There is no current legal or professional body requirement to proactively disclose AI drafting to clients. The professional standard is that you must not create a misleading impression about the nature of your work. If you review, verify, and take professional responsibility for the communication, presenting it as your firm's correspondence is not misleading. If a client asks directly, answer honestly.
What is the biggest risk of using AI for client communications in accounting?
The biggest risk is sending inaccurate information because the AI hallucinated a figure, deadline, or legal reference and the review was too brief to catch it. AI-generated text sounds authoritative even when it is wrong. Build specific accuracy checks into your review process — particularly for any communication that states a tax liability, filing deadline, or compliance requirement.
How do I maintain a consistent firm tone when multiple staff use AI tools?
The most effective approach is a shared library of prompt templates that specify your firm's tone, the level of formality for different client segments, and any house style rules. Supplement this with a short style guide covering the language your firm uses and avoids. Review AI output against these standards as part of the normal review step.
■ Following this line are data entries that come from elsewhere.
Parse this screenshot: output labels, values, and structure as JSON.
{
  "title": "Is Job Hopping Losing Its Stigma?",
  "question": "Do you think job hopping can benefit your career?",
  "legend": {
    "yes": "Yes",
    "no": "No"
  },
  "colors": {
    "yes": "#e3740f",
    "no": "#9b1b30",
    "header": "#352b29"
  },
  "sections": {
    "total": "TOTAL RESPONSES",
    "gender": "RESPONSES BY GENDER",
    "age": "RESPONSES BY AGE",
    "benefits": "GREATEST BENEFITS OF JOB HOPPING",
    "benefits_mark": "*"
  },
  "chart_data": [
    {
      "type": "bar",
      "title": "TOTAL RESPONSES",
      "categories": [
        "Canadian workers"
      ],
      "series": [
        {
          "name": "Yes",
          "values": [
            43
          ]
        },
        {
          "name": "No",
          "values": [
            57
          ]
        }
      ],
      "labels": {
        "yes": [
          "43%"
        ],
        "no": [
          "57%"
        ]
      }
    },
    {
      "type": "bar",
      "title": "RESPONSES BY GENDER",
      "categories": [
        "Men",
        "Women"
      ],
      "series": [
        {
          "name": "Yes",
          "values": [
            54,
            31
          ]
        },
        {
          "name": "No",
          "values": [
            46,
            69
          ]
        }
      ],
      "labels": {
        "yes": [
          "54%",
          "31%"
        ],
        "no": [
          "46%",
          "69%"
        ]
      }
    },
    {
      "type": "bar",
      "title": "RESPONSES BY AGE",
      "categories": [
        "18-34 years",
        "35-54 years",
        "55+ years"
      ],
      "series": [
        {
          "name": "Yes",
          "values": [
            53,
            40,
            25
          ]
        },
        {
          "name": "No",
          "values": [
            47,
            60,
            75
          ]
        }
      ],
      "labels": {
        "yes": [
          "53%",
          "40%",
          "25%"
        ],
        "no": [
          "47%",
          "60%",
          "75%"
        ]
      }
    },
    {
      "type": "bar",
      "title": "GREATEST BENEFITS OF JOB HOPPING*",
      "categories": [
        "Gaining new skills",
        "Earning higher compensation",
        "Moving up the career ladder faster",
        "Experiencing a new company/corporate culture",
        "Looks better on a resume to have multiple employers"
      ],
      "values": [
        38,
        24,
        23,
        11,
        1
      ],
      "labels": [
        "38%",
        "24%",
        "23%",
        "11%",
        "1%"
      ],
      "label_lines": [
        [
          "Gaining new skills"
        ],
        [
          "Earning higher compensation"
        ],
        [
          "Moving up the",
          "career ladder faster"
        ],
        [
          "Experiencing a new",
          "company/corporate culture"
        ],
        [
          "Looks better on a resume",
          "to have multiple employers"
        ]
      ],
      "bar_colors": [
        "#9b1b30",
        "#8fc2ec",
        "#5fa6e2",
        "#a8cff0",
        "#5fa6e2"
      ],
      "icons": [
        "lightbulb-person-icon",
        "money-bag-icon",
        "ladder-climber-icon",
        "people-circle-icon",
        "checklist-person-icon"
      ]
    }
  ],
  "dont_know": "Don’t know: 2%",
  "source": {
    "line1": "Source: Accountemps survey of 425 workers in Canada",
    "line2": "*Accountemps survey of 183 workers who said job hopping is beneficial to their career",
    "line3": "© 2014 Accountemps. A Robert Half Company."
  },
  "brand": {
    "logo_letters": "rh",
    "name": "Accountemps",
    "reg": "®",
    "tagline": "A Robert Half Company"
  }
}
Are AI-generated meeting summaries admissible as records of a client meeting?
Yes, reviewed and approved AI-generated meeting summaries are valid records of a client meeting. The key requirement is that the summary is reviewed and approved by the attending professional before it is sent to the client or filed. The summary should accurately reflect what was discussed and agreed, not just what the AI chose to include in its output. Store the approved version as your formal client file record.